You raise many good points about drug use being different geographically and culturally. It's very much about availability, local drug culture, etc.

For example, the speed paste. As you said, in the UK and in other European countries amphetamine is usually amphetamine in paste form, not crystal methylamphetamine like we usually see here in the states.

Culture and availability absolutely affects use massively, a point I didn't mean to gloss over, and one I'm glad you raised.


What a nice response :)

I think identifying these differences between countries will bring governments a step closer to finding some sort of solution. Not exactly an easy one though when it comes to culture though. How do you break strong cultural associations?

There seems to be a number of (bad)role models that glorify different drugs in sub-cultures. Opiate use is glamorised from what I can tell in southern HipHop, Cannabis promoted all over the shop, Xanax frequently referred to in Hollywood.

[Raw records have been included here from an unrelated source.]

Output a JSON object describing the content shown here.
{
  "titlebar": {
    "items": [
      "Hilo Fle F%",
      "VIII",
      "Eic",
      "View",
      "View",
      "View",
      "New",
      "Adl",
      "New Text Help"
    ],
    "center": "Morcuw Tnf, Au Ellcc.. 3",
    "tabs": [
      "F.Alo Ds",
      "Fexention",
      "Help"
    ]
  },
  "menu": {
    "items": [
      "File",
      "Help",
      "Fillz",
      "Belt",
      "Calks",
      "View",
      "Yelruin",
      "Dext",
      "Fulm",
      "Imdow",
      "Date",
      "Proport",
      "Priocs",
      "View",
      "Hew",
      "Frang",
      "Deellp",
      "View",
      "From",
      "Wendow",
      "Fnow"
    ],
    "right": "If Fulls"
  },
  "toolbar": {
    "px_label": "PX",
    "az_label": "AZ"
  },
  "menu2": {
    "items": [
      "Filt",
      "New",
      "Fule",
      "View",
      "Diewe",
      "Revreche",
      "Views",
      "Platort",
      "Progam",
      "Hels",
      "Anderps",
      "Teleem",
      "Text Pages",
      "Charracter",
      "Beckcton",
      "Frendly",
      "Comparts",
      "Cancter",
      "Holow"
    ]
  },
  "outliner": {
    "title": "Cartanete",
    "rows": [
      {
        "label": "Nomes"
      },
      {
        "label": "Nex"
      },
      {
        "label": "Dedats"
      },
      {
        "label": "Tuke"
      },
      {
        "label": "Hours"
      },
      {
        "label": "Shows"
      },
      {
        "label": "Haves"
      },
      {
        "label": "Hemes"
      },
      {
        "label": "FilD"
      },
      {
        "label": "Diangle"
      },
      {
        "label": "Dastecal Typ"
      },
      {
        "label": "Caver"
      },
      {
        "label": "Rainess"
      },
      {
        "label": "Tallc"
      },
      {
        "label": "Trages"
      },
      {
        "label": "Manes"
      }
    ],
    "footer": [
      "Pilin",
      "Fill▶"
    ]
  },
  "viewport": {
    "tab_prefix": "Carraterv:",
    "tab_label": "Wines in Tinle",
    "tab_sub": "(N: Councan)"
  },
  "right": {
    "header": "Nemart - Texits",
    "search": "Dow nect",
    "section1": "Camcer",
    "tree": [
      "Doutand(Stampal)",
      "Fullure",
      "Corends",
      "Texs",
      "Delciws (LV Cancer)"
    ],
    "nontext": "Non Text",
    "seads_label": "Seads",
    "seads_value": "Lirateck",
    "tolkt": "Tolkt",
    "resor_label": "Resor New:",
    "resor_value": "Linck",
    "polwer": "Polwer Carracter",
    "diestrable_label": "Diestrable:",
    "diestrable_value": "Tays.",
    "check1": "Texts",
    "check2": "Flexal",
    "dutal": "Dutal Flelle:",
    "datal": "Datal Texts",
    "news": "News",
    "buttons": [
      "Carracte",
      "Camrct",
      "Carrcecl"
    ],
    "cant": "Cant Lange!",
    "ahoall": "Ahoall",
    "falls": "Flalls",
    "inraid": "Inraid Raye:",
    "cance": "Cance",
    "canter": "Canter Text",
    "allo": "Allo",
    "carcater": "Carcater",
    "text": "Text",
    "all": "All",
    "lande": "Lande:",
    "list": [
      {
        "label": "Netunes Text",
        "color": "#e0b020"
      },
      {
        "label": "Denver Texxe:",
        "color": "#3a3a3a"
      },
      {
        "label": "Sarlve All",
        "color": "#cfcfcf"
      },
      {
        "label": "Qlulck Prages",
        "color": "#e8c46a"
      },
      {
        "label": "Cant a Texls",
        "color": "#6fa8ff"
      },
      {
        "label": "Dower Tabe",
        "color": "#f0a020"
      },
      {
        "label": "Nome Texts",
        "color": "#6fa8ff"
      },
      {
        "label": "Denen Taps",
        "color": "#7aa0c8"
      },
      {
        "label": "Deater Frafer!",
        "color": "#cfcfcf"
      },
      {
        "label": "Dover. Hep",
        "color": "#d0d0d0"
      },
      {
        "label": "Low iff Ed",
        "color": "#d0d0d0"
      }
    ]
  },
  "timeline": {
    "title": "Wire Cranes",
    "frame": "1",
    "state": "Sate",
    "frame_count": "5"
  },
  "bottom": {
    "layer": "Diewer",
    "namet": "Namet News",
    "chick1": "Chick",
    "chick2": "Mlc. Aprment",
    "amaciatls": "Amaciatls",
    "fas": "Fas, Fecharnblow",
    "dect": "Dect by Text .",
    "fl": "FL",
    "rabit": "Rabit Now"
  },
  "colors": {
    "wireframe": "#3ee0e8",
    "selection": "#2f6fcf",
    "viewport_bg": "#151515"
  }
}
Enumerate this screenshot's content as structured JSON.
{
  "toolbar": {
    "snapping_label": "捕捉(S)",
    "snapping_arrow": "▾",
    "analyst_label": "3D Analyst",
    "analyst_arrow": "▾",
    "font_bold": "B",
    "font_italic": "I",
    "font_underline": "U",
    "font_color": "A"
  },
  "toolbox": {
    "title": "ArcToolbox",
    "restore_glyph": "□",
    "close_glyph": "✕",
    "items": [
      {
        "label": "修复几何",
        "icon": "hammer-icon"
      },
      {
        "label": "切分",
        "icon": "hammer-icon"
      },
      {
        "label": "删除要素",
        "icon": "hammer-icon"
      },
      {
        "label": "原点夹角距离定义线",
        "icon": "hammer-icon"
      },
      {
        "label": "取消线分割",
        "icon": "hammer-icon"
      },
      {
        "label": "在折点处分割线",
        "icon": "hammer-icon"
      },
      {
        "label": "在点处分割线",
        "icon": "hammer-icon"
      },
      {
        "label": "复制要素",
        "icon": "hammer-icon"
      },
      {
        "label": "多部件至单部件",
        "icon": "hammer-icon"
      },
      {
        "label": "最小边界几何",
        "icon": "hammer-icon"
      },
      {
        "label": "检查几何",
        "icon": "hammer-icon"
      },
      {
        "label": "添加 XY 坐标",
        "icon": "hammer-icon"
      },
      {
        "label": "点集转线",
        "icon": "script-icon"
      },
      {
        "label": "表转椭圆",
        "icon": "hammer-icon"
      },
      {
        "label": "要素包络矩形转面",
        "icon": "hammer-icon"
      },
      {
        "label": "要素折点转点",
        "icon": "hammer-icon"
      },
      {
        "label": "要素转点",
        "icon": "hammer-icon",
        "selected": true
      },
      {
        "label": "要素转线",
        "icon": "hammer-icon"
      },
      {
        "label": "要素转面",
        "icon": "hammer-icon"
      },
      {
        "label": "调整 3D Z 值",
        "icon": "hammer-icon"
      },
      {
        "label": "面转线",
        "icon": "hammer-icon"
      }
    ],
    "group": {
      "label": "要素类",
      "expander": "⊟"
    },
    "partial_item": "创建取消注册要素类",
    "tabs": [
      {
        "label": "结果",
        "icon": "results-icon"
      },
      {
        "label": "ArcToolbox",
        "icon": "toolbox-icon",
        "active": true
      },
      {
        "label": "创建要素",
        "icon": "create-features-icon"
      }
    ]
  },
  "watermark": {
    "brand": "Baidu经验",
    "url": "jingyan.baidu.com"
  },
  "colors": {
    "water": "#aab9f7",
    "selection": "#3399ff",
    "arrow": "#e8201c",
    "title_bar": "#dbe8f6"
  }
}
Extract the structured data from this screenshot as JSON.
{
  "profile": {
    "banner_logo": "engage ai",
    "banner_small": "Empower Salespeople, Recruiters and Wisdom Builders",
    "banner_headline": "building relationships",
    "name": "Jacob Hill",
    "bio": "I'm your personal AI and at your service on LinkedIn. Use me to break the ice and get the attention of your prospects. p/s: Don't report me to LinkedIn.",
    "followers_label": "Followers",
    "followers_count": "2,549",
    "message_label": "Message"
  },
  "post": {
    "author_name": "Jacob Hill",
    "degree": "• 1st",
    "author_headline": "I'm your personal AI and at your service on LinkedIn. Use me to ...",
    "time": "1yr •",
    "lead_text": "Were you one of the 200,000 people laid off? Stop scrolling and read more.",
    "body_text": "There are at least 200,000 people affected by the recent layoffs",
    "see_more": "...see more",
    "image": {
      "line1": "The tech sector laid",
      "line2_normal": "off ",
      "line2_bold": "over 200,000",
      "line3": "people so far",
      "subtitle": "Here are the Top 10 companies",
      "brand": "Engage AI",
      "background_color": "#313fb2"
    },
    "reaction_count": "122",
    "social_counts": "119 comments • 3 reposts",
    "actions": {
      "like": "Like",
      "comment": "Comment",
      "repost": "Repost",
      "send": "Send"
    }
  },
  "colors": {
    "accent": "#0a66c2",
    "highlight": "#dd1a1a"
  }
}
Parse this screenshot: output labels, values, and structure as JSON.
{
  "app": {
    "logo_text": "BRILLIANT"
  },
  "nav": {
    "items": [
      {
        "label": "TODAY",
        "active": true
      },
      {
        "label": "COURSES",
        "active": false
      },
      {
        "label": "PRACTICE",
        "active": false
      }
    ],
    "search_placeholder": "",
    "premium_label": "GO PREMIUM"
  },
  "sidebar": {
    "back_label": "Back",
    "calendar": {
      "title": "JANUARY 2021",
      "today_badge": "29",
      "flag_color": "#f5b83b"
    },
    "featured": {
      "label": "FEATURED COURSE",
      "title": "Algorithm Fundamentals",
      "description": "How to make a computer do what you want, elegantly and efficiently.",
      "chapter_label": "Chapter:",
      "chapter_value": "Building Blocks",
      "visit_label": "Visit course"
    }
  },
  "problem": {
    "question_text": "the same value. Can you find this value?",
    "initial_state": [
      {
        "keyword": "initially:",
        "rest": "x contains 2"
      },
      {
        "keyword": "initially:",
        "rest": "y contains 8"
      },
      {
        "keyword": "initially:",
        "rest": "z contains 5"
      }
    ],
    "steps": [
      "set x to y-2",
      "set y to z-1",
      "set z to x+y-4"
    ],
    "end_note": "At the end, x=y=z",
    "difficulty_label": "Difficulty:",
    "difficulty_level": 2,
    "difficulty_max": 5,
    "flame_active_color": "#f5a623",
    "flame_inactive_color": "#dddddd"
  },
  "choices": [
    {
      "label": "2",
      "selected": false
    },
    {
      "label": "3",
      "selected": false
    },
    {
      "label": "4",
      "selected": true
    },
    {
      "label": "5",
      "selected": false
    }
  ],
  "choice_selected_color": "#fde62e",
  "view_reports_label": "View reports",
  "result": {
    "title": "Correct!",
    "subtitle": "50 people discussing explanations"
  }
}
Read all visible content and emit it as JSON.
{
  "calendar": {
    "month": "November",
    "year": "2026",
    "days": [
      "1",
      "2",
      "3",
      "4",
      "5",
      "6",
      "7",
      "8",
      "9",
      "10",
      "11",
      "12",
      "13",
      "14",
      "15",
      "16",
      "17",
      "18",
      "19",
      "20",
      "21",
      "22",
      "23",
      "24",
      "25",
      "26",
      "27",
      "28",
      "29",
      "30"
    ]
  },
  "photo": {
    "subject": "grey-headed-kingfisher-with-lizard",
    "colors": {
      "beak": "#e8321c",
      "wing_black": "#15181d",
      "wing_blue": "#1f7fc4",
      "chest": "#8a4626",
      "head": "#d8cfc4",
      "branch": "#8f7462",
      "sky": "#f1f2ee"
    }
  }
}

>Alcohol will be abused by highschool kids. It's a given

But in the UK it's not even regarded as "abuse". It's perfectly normal for 15 year olds to drink alcohol with their friends. (And not against the law, if they are doing it in private.)

There may be benefits to legalizing drugs, but the idea that it will reduce usage of them is a fantasy.


It's in that strange area between normal and looked down on that depends on the class background of the observer. It is a problem, but a slowly declining one: http://www.bbc.co.uk/news/health-31452735

And it seems that US drug legalisation has resulted in small decreases of use: https://www.scientificamerican.com/article/colorado-s-teen-m...

The only thing that's clear is that viewing drug and alcohol usage strictly as a crime problem rather than a health one doesn't work.


Cannabis is effectively legal in the UK now, but there's no evidence of a decline in use as far as I know. Certainly not a precipitous one.

I'm not sure what you mean about class background. There must be very few 15 year olds in the UK, from any class background, who haven't used alcohol. I wasn't really referring to binge drinking. My point was that the fact that it's easier for young people to legally drink alcohol in the UK than it is in the US seems to have an effect.


Ah right, I was referring to distinction between "problematic" and "non-problematic" use. People generally accept that you can have a "non-problematic" use of alcohol but not everyone accepts that for the other drugs. Although you'll still find newspaper editorials concerned about teenage drinking. And in the really regressive papers, concern about women drinking.

While cannabis simple possession is very rarely prosecuted the police are still going after grow houses. I think it would have to be legitimised (properly legal) to see a decline due to losing the "rebel" factor.


Well, maybe. I don't think smoking cannabis is really seen as rebellious these days, though.

I don't see any reason to believe that legalizing a drug will stop people using it, or cause them to use it more responsibly than they do currently. We have a case study in the form of prohibition in the US. There's certainly no evidence that alcohol use declined following the repeal of prohibition.


> Amphetamine will be abused by college students.

I found this a very peculiar claim. Is amphetamine misuse in colleges a big thing in the US?

Edit: never mind, I see this was already discussed.


Yeah, it's all over. Prescription stimulants get diverted, resold at a markup, etc.

The demand is high and the supply is there. Low doses of oral methamphetamine arent entirely uncommon either. Meth is cheaper, more potent and more widely available.


I don't think so, as the Economist believe that that event occurred in 2006 (http://www.economist.com/node/3536168) and consumption fell from then until 2013 http://www.ias.org.uk/Alcohol-knowledge-centre/Consumption/F...

The extent to which this can be said to be driven by changes in the licensing regime versus changes in the population structure can't really be determined from this data.


I've had friends get killed by grocery store alcohol. It's very far from benign.

See how productive this is?


It sounds like someone profits from shipping opiates to the U.S.. Someone who also controls the juristriction. Sounds ridiculous, i know. Mhmmm. Who could it be?